The simple truth is, while Ebola isn’t likely to rise to the level of a global epidemic, nature’s lab is open 24/7, and it is continually producing new candidates (or refining old ones) to spark the next pandemic.
Viruses like H7N9, H5N1, and H3N2v continue to mix and match genes, looking to hit the right combination to spread easily in humans. Old influenza nemeses, to which we have limited community immunity (like H2N2) still lurk in avian populations, and upstart coronaviruses like SARS and MERS-CoV are still testing the waters, as they try to `figure us out’.

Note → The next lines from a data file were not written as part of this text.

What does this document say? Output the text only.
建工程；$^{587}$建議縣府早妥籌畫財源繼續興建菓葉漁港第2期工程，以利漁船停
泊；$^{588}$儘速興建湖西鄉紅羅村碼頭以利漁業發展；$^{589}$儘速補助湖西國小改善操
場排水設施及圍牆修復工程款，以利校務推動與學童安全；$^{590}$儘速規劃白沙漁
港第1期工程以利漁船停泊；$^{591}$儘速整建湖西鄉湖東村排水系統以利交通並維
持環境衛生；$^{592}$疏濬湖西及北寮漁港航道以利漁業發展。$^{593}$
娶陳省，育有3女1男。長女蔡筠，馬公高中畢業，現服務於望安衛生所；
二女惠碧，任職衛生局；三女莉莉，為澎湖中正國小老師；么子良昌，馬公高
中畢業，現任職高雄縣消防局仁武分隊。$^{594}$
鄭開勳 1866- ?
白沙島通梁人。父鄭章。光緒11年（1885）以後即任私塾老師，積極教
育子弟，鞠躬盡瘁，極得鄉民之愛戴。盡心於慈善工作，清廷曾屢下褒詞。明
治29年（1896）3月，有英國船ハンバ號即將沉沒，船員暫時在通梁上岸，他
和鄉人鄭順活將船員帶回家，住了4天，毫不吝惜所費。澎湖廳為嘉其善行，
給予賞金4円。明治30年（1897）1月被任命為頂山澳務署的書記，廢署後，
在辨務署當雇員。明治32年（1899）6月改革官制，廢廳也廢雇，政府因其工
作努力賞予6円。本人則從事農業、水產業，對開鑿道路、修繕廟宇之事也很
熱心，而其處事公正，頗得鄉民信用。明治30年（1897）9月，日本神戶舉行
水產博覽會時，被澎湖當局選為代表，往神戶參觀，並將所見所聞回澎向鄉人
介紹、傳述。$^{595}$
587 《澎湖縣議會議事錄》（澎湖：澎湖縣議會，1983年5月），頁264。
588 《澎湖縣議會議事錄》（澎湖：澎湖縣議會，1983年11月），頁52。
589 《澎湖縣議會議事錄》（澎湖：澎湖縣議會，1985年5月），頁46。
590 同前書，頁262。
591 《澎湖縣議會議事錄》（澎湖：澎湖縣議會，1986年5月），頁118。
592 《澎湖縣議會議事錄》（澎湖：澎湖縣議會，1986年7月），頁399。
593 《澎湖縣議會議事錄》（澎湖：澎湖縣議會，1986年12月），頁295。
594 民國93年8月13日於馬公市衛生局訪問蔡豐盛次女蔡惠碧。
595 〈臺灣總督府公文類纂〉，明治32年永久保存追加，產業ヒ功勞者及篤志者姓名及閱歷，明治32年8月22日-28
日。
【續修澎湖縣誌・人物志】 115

All of which means that if and when Ebola is contained (and I believe it will be), the greater threat won’t have gone away. Whether the `next pandemic threat’ comes in six weeks, six months, or six years – or from what location or source – is unknowable.
But few scientists would argue that another pandemic won’t emerge at some point.
Which is why, when the media hype and public concerns over Ebola dies down – we should not let our resolve to strengthen public health – both here, and around the globe – die with it.
We live in an age where these threats aren’t going to go away, and we can ill afford to let our guard down.